CPS85 %>% ggplot(aes(x=age,y=wage)) + geom_point()

Graphical Attributes= glyphs의 특징 중 데이터 테이블의 변수들과 관련없는 것들을 일컫는다. 예를들어 투명도(alpha)라던지 색(for this case, color that applies to every point)가 그 예시이다.

CPS85 %>% ggplot(aes(x=age,y=wage)) + geom_point(alpha=.2, colour="red")

Facets= 카테고리 변수의 level을 나타내기 위해 여러개의 면으로 되어있는 display를 facet이라 한다.

CPS85 %>% ggplot(aes(x=age,y=wage)) + geom_point() + facet_grid(married ~ .)

guides= 보는 사람들에게 해당 그래프에서 scale(mapping)이 무엇인지 알 수 있도록 해주는 것.

CPS85 %>% ggplot(aes(x=age,y=wage)) + geom_point(aes(shape=sex)) + facet_grid(married ~ .)

guides의 예시:

축과 숫자

Legends

faceted graphics의 labels

Layers= 두 개 이상의 glyph가 한 그래프에 있는 것을 layer가 있다고 한다.

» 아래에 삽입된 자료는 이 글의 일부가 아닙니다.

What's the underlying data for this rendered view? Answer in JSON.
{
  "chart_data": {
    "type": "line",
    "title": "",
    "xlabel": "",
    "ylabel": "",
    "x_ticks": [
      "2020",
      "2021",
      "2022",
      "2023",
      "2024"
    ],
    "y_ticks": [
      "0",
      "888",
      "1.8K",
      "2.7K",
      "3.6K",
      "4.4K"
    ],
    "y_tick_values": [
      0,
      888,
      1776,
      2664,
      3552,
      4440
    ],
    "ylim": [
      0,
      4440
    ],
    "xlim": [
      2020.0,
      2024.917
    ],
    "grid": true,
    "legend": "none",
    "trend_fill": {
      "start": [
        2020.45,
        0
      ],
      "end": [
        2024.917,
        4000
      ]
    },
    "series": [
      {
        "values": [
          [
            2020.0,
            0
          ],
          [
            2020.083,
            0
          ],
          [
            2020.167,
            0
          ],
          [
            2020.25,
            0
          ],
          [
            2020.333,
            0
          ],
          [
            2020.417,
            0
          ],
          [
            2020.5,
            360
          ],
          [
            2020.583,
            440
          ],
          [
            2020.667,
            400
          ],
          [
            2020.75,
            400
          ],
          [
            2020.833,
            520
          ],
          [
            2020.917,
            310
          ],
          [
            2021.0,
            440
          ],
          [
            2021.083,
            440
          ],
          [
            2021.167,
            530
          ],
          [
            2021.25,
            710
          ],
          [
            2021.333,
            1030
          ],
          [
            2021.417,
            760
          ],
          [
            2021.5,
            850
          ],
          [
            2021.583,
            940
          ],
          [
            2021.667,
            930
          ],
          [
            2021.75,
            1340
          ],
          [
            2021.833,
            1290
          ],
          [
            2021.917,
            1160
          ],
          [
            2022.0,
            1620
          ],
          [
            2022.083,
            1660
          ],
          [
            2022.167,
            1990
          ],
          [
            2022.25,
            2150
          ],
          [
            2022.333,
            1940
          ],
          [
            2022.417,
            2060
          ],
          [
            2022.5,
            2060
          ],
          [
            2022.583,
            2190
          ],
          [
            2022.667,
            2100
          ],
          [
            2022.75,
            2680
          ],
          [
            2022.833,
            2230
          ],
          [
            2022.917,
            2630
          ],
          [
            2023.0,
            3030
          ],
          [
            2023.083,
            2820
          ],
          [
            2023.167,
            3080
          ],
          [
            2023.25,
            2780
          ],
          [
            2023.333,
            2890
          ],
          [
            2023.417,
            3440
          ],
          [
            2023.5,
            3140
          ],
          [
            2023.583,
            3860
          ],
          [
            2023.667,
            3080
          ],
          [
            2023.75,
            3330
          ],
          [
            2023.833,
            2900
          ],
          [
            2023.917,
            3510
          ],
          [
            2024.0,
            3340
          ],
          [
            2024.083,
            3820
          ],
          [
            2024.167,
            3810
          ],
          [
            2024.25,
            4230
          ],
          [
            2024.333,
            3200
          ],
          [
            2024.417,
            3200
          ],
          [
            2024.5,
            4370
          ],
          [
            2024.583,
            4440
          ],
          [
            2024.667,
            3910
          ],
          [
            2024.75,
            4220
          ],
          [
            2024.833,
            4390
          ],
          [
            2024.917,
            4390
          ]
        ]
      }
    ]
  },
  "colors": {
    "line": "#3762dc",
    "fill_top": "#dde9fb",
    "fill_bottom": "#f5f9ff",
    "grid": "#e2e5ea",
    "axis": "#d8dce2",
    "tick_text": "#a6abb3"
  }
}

CPS85 %>% ggplot(aes(x=age,y=wage)) +geom_point(colour = "pink", size = 4) + geom_point(colour = "black", size = 1.5)

예시:

mosaic::NHANES데이터의 일부와 그에 해당하는 그래픽 표현이다.

sbp	dbp	sex	smoker
129	75	male	never
105	62	female	never
122	72	male	never
128	83	female	former
123	90	male	former
122	77	male	current

구성요소들은:

Frame: rectangular region

Glyph: points

Facets: sex

Aesthetics: The frames aesthetics is x and y. The points aesthetic is smoker.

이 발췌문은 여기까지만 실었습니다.